Purwakarta, KPonline – Ahmad Apandi Asgar, seorang pemuda berprestasi dari Desa Panyindangan, Kecamatan Sukatani, kembali menjadi sorotan setelah impiannya untuk melanjutkan studi di Universitas Imam Syafi’i, Yaman, terhalang kendala biaya. Asgar, yang lahir di tengah keluarga petani dengan kondisi ekonomi serba terbatas, berhasil meraih beasiswa dari Lembaga Rawi. Dari ratusan pendaftar se-Indonesia, hanya 20 orang yang diterima, dan Asgar adalah salah satu dari dua orang yang lolos dari Jawa Barat. Namun, ia masih harus mengumpulkan Rp30 juta untuk melunasi biaya keberangkatan dan administrasi yang totalnya mencapai Rp48 juta sebelum 30 September 2025.

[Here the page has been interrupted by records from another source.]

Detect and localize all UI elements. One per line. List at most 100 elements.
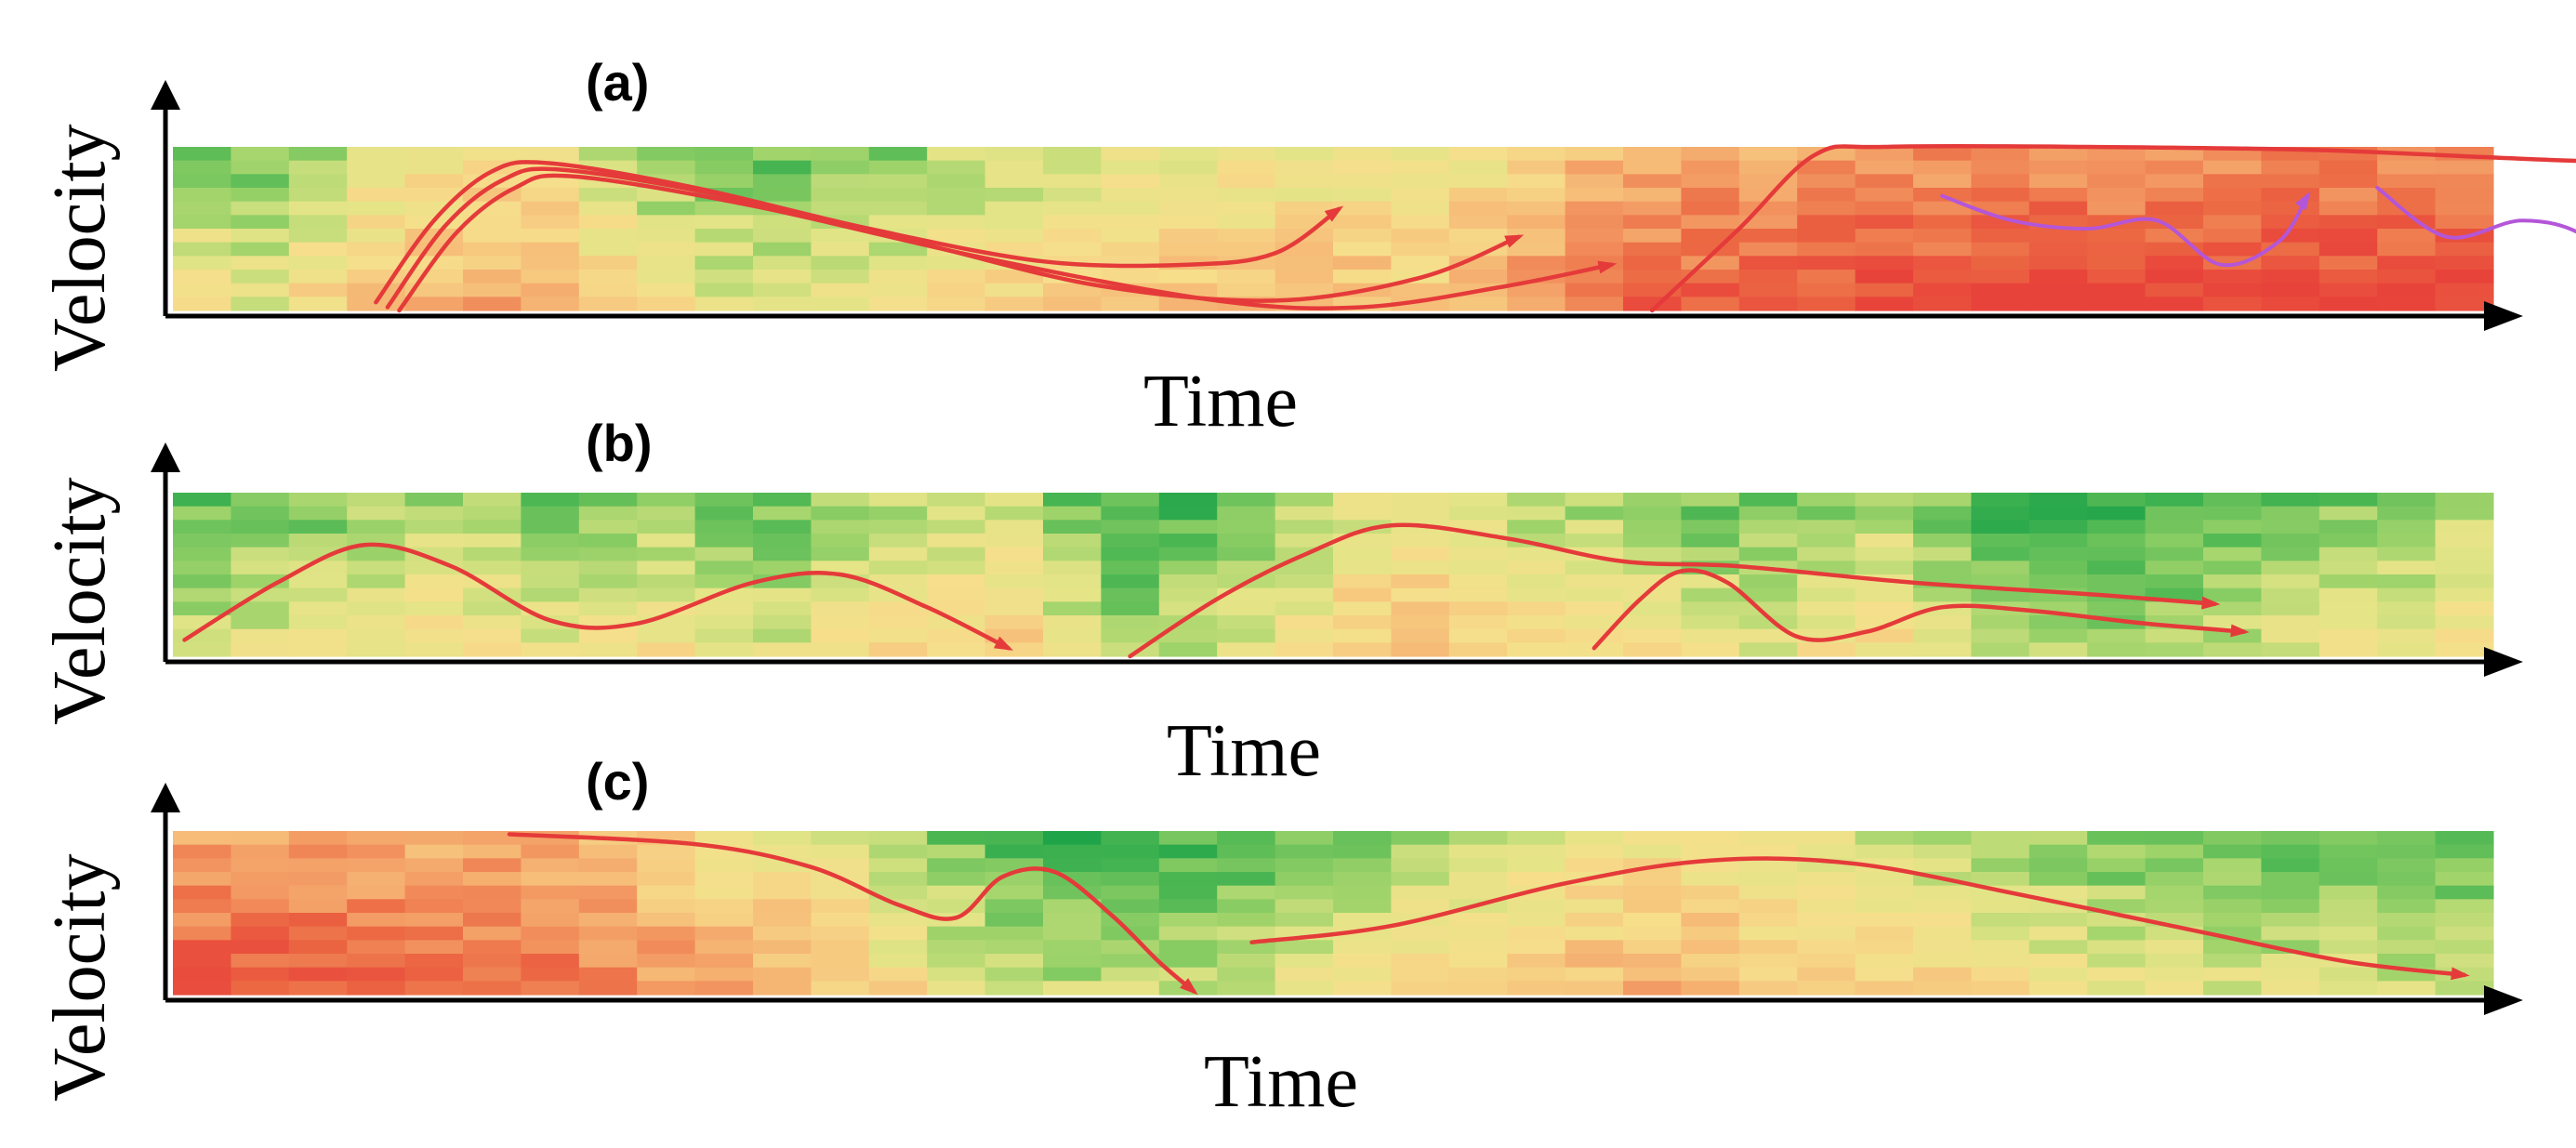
heat-cell	[1101, 885, 1160, 900]
heat-cell	[1391, 858, 1450, 873]
heat-cell	[521, 642, 580, 657]
heat-cell	[1333, 147, 1392, 162]
heat-cell	[694, 520, 754, 534]
heat-cell	[2435, 561, 2494, 575]
heat-cell	[173, 981, 231, 996]
heat-cell	[2377, 201, 2437, 216]
heat-cell	[231, 601, 290, 616]
heat-cell	[927, 147, 986, 162]
heat-cell	[1623, 147, 1682, 162]
heat-cell	[753, 215, 812, 230]
heat-cell	[521, 885, 580, 900]
heat-cell	[868, 940, 928, 955]
heat-cell	[2318, 628, 2378, 643]
heat-cell	[463, 940, 522, 955]
heat-cell	[1565, 506, 1624, 521]
heat-cell	[637, 954, 696, 969]
heat-cell	[1448, 160, 1508, 175]
heat-cell	[1101, 954, 1160, 969]
heat-cell	[1507, 872, 1566, 887]
heat-cell	[2028, 858, 2088, 873]
heat-cell	[1448, 872, 1508, 887]
heat-cell	[1623, 981, 1682, 996]
heat-cell	[2318, 899, 2378, 914]
heat-cell	[1275, 160, 1334, 175]
heat-cell	[347, 831, 406, 846]
heat-cell	[927, 885, 986, 900]
heat-cell	[463, 297, 522, 311]
heat-cell	[1738, 872, 1798, 887]
heat-cell	[1797, 215, 1856, 230]
heat-cell	[868, 174, 928, 189]
heat-cell	[1158, 215, 1218, 230]
heat-cell	[1448, 147, 1508, 162]
heat-cell	[694, 229, 754, 244]
heat-cell	[288, 160, 348, 175]
heat-cell	[2435, 242, 2494, 257]
heat-cell	[2435, 831, 2494, 846]
heat-cell	[694, 174, 754, 189]
heat-cell	[2435, 858, 2494, 873]
heat-cell	[2145, 147, 2204, 162]
heat-cell	[347, 215, 406, 230]
heat-cell	[1738, 493, 1798, 508]
heat-cell	[637, 858, 696, 873]
heat-cell	[2435, 534, 2494, 548]
heat-cell	[1448, 297, 1508, 311]
heat-cell	[1391, 174, 1450, 189]
heat-cell	[2145, 967, 2204, 982]
heat-cell	[1101, 493, 1160, 508]
heat-cell	[521, 215, 580, 230]
heat-cell	[1623, 967, 1682, 982]
heat-cell	[2318, 520, 2378, 534]
heat-cell	[1913, 561, 1972, 575]
heat-cell	[1565, 174, 1624, 189]
heat-cell	[347, 926, 406, 941]
heat-cell	[868, 981, 928, 996]
heat-cell	[984, 283, 1044, 297]
heat-cell	[637, 574, 696, 589]
heat-cell	[637, 520, 696, 534]
heat-cell	[1391, 283, 1450, 297]
heat-cell	[231, 615, 290, 630]
heat-cell	[463, 899, 522, 914]
heat-cell	[1913, 926, 1972, 941]
heat-cell	[637, 506, 696, 521]
heat-cell	[1971, 940, 2030, 955]
heat-cell	[1507, 229, 1566, 244]
heat-cell	[404, 520, 464, 534]
panel-a-label: (a)	[586, 53, 649, 112]
heat-cell	[231, 642, 290, 657]
heat-cell	[1448, 493, 1508, 508]
heat-cell	[2145, 297, 2204, 311]
heat-cell	[1275, 858, 1334, 873]
heat-cell	[1681, 270, 1740, 284]
heat-cell	[1738, 885, 1798, 900]
heat-cell	[347, 642, 406, 657]
heat-cell	[463, 215, 522, 230]
heat-cell	[2087, 297, 2147, 311]
heat-cell	[868, 954, 928, 969]
heat-cell	[1333, 534, 1392, 548]
heat-cell	[2203, 493, 2262, 508]
heat-cell	[2261, 831, 2320, 846]
heat-cell	[927, 954, 986, 969]
heat-cell	[637, 534, 696, 548]
heat-cell	[1971, 147, 2030, 162]
heat-cell	[173, 256, 231, 271]
heat-cell	[984, 270, 1044, 284]
heat-cell	[1391, 229, 1450, 244]
heat-cell	[1158, 270, 1218, 284]
heat-cell	[1333, 506, 1392, 521]
heat-cell	[1275, 561, 1334, 575]
heat-cell	[578, 561, 638, 575]
heat-cell	[2028, 926, 2088, 941]
heat-cell	[173, 844, 231, 859]
heat-cell	[637, 270, 696, 284]
heat-cell	[578, 885, 638, 900]
heat-cell	[984, 954, 1044, 969]
heat-cell	[231, 188, 290, 203]
heat-cell	[1913, 297, 1972, 311]
heat-cell	[1275, 885, 1334, 900]
heat-cell	[2377, 899, 2437, 914]
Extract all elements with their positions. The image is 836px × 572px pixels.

Peristiwa ini mengingatkan pada kasus serupa yang dialami Nata Sutisna pada tahun 2019, yang juga terkendala biaya tiket pesawat untuk keberangkatan beasiswa ke Tunisia. Kedua kasus ini menunjukkan bahwa pembangunan Sumber Daya Manusia (SDM) tidak kalah penting dari pembangunan fisik.

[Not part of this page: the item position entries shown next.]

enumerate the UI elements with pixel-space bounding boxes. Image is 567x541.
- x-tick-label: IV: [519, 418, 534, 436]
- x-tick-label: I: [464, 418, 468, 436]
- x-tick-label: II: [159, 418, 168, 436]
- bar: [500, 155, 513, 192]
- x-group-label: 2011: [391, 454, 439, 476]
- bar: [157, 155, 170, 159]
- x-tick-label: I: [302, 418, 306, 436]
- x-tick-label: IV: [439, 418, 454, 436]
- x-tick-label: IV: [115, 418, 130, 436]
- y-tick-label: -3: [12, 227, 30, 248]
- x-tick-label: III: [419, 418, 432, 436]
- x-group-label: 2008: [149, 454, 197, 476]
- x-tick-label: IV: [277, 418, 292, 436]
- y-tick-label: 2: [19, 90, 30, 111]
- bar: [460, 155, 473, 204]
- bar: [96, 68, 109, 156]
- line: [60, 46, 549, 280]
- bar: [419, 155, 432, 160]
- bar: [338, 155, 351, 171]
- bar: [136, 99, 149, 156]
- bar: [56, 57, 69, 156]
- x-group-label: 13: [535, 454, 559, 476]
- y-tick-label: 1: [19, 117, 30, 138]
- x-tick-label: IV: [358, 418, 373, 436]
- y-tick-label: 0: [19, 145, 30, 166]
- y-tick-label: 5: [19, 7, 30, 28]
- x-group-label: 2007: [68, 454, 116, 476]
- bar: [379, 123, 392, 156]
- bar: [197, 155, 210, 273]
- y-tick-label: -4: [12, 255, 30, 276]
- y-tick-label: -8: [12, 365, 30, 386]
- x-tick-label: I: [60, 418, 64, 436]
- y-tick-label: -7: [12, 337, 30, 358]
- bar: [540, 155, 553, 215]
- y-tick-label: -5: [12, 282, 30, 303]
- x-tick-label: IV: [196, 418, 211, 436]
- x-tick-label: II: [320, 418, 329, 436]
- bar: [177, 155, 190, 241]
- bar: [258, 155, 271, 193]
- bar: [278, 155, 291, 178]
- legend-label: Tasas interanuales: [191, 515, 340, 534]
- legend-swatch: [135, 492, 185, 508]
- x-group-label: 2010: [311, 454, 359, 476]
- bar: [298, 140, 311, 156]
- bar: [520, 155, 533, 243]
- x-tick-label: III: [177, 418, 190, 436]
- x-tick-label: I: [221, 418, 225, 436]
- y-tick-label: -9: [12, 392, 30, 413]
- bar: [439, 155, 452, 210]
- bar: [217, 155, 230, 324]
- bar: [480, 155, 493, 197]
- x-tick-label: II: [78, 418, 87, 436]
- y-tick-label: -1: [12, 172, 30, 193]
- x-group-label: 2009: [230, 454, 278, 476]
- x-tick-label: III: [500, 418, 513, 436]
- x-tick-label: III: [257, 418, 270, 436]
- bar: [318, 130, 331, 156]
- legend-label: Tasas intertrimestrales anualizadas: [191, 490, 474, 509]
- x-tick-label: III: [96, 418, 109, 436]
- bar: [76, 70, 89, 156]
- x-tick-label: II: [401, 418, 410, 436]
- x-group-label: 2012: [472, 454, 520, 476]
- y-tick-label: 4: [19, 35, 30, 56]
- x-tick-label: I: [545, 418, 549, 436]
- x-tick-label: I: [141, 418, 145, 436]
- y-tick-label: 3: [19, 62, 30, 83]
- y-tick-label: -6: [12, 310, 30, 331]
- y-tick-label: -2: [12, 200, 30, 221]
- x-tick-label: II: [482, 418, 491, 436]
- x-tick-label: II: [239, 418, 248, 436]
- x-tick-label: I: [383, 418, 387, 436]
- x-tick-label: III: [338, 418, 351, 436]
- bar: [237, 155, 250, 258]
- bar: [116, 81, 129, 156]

Menanggapi situasi ini, Asgar didampingi tim dari BELA PURWAKARTA dan sejumlah aktivis bertemu dengan Ketua Majelis Ulama Indonesia (MUI) Kabupaten Purwakarta, Kyai H.M. John Dien. Kyai John Dien, yang juga merupakan Ketua Forum Kerukunan Ummat Beragama (FKUB) Kabupaten Purwakarta, menyambut baik kedatangan Asgar dan timnya. Beliau menyatakan komitmen untuk membantu dan mengajak seluruh masyarakat Purwakarta untuk bergotong royong. “Mari permudah langkah Asgar,” ujarnya.

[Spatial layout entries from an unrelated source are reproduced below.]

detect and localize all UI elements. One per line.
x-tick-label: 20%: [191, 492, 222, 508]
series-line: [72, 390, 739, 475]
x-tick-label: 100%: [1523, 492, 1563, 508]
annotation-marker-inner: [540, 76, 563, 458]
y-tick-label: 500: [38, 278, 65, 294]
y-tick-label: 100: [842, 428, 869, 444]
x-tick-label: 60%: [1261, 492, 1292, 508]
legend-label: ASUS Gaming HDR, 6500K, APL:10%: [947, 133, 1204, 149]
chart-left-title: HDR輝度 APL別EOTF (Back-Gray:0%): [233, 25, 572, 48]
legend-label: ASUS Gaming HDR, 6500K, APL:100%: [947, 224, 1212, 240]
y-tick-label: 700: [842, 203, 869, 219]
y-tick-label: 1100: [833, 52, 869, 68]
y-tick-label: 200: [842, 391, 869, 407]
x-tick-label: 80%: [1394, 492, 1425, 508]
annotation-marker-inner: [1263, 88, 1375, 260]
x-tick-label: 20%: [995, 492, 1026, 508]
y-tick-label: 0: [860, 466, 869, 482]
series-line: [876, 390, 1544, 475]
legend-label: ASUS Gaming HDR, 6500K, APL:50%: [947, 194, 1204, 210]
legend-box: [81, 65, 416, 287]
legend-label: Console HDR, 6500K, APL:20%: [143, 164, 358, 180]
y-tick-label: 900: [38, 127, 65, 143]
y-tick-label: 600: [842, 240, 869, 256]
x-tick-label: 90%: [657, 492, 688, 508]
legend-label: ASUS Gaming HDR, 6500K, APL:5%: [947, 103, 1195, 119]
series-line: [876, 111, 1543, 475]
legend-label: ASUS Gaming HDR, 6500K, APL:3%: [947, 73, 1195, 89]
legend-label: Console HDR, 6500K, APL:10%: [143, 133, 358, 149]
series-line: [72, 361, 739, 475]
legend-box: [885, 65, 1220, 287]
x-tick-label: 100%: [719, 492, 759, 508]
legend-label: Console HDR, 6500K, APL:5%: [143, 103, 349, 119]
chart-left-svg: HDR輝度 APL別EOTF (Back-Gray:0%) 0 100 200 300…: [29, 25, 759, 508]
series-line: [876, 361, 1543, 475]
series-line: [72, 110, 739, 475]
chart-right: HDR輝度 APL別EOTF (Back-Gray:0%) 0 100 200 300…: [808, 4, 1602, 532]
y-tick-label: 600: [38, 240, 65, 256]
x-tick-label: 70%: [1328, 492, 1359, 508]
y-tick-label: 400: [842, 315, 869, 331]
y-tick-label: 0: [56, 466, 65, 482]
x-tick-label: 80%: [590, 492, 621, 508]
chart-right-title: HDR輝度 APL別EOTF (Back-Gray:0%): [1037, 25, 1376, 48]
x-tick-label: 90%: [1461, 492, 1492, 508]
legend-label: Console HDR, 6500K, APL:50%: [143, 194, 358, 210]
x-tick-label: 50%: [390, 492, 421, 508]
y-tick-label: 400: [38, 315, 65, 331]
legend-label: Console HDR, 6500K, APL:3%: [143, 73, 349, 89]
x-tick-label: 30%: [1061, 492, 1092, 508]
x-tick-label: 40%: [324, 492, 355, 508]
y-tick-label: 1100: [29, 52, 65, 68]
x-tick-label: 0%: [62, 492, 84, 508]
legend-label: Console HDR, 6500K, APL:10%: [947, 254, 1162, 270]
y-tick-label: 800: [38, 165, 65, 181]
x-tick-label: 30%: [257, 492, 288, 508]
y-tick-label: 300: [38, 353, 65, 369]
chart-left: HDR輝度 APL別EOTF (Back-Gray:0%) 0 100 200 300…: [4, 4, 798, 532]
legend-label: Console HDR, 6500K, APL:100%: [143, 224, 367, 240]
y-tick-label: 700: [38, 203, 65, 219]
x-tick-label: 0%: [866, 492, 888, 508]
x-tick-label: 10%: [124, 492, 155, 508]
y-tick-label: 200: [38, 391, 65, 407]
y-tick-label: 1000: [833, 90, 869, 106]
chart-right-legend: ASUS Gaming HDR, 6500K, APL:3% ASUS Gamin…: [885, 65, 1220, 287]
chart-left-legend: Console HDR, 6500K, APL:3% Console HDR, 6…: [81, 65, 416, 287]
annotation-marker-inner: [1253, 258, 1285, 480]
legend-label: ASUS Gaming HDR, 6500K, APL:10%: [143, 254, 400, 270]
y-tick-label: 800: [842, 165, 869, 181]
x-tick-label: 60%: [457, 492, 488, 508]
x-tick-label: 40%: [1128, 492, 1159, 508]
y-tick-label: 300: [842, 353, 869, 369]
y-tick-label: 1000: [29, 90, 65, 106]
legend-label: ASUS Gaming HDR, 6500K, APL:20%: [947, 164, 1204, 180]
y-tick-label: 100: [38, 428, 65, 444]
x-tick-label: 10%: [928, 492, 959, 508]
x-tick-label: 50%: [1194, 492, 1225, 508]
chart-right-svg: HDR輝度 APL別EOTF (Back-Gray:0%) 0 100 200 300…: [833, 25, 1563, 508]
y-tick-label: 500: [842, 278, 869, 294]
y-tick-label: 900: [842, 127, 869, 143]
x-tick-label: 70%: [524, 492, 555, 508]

Kyai John Dien berharap, dengan kapasitasnya sebagai figur pemersatu, ia bisa menjadi jembatan untuk mendapatkan solusi dan membangkitkan solidaritas sosial masyarakat.
Sementara itu, Aa Komara, Founder Bela Purwakarta, menyoroti pentingnya solusi sistemik agar kejadian ini tidak terulang. Ia mengungkapkan bahwa pihaknya telah mengusulkan kepada Pemkab Purwakarta agar mengalokasikan anggaran Biaya Tidak Terduga (BTT) non-kebencanaan dalam APBD.
Menurutnya, selama ini BTT hanya tersedia untuk kebencanaan, padahal banyak kebutuhan mendesak warga, seperti beasiswa, yang juga bersifat tidak terduga. “Kami berharap Pemkab segera menindaklanjuti usulan ini demi kepentingan yang lebih luas dan berjangka panjang,” kata Aa Komara. Ia menambahkan bahwa kebijakan ini dapat menjadi “Legacy” dari pemerintahan sekarang.
Kondisi yang dialami Asgar juga mendapat tanggapan tajam dari Wahyu Hidayat, Ketua Pimpinan Cabang (PC) Serikat Pekerja Automotif Mesin dan Komponen (SPAMK) Federasi Serikat Pekerja Metal Indonesia (FSPMI) dan sekaligus pendiri spirit Binokasih. Ia mengkritik ketidakadilan dalam alokasi anggaran pendidikan di Indonesia.
“Pemerintah mengalokasikan 20% anggaran pendidikan dari APBN… Namun, ironinya, alokasi dana ini tidak merata,” ujarnya.
Wahyu memaparkan bahwa dana pendidikan lebih banyak mengalir ke jalur pendidikan aparatur negara (sekolah kedinasan) yang hanya melayani segelintir siswa, sementara jalur pendidikan lain seperti pesantren seringkali diabaikan. “Asgar harus ‘mengemis Rp48 juta’ untuk kuliah di Yaman karena ia tidak memiliki akses ke ‘kolam’ beasiswa formal,” tegas Wahyu.
Ia berpendapat bahwa yang salah bukanlah Asgar, melainkan “sistem yang korup” yang memaksa anak muda berprestasi menjadi “pengemis di tengah limpahan dana.”